Each of these questions provides an opportunity to demonstrate technical prowess—from data cleaning and exploratory analysis to advanced modeling and compelling visual storytelling. They are also practical from a transit planning perspective, highlighting the operational insights that the MTA data can offer.

In [None]:
# Import necessary libraries
import pandas as pd
import numpy as np
import matplotlib.pyplot as plt
import seaborn as sns

# Set visualization style
sns.set(style='whitegrid')

# Load the datasets (adjust file paths as needed)
# Example:
# ridership_df = pd.read_csv('MTA_Daily_Ridership.csv')
# data_dict_df = pd.read_csv('MTA_data_dictionary.csv')
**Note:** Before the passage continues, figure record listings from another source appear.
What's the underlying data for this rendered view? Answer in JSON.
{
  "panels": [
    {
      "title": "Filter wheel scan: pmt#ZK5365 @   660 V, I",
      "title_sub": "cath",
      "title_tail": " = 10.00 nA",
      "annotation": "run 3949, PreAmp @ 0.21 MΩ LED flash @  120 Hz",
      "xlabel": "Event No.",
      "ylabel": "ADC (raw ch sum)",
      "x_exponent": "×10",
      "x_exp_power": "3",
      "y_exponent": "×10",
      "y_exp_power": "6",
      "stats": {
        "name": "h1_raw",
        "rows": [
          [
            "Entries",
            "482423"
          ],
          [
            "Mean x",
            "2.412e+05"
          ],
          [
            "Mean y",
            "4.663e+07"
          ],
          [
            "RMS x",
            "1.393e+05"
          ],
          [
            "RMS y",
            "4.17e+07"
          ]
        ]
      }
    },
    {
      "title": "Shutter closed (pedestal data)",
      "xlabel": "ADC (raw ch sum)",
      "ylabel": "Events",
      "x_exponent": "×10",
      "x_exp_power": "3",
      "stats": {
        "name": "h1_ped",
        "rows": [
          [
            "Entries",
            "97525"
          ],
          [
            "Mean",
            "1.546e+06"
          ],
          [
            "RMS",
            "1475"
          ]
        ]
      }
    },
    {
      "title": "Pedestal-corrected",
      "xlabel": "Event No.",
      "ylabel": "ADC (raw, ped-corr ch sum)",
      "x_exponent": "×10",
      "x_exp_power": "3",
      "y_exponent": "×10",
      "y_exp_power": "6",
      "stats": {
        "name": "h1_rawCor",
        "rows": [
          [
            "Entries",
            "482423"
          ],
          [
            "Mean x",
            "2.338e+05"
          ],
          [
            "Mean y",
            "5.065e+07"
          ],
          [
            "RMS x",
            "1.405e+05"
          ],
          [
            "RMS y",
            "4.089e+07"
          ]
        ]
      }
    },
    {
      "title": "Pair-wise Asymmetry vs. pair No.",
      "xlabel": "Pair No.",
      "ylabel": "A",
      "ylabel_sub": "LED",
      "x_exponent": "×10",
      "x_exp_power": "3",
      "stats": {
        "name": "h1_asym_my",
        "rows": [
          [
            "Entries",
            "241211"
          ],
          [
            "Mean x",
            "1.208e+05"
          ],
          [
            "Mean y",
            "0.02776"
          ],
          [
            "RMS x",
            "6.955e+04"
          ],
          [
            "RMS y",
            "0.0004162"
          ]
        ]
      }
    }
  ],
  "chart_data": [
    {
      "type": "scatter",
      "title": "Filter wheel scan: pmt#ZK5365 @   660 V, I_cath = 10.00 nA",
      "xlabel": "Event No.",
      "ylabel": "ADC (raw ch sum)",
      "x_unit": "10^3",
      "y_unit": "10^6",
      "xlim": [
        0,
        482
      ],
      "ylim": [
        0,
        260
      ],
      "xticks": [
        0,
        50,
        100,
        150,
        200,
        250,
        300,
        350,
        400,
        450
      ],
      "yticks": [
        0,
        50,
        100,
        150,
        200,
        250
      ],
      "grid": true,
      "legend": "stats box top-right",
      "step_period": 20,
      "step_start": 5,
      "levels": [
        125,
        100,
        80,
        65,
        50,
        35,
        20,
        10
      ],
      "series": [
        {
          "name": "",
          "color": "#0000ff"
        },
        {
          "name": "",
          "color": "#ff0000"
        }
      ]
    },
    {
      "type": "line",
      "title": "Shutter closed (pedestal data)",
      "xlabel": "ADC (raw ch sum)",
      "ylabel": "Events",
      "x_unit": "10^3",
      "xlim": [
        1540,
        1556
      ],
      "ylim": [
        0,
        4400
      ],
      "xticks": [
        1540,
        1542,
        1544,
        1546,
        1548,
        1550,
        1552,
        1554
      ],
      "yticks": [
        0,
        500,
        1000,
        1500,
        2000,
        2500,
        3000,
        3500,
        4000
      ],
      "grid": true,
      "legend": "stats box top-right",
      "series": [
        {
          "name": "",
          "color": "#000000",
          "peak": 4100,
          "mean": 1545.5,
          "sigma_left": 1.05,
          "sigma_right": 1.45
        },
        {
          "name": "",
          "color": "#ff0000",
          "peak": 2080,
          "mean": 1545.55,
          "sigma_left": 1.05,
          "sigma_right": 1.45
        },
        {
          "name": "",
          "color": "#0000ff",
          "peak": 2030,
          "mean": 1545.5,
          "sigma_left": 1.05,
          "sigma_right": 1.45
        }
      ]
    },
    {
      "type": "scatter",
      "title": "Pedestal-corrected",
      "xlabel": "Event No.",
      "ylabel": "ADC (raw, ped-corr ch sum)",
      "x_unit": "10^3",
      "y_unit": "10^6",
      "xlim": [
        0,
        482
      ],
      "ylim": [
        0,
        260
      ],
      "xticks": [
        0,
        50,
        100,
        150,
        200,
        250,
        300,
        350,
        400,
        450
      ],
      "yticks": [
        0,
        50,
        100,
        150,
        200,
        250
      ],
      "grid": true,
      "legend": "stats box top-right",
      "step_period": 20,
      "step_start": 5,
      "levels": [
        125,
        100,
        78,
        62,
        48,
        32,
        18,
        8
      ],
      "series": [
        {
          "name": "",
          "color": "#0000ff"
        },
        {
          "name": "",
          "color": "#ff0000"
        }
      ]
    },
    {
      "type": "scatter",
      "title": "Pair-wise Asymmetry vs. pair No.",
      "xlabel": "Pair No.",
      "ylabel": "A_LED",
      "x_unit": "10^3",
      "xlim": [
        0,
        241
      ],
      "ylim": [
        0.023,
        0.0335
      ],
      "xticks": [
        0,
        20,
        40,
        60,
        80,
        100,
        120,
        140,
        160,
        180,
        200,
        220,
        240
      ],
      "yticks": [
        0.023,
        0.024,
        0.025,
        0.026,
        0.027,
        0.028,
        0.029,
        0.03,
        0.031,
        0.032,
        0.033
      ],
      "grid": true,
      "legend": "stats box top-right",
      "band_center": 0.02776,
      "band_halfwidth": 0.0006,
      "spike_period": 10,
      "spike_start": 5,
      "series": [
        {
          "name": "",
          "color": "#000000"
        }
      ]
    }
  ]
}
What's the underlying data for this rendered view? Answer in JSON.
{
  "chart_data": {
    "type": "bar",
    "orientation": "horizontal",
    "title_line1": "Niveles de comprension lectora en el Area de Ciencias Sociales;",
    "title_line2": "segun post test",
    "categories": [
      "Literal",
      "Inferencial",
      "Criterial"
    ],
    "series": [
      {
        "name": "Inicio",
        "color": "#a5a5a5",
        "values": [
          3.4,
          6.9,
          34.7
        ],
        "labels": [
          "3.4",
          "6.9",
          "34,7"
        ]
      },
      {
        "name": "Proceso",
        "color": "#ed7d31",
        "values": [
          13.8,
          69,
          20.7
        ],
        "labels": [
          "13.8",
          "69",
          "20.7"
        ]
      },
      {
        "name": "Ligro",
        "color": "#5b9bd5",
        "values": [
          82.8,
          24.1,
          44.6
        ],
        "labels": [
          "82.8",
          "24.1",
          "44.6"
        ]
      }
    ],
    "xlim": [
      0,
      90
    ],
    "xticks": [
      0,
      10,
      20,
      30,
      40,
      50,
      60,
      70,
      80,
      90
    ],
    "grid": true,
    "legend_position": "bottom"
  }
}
# Display the first few rows of the ridership dataset
# print(ridership_df.head())

# This cell is a starting point for your exploratory data analysis.

## Next Steps

1. **Data Cleaning:** Verify data types, handle missing values, and remove outliers as needed.
2. **Exploratory Data Analysis (EDA):** Use visualizations to explore trends, seasonal patterns, and correlations among transit modes.
3. **Advanced Analytics:** Develop predictive models and perform anomaly detection to derive deeper insights from the data.

Feel free to expand upon these sections and add additional analysis as your project progresses.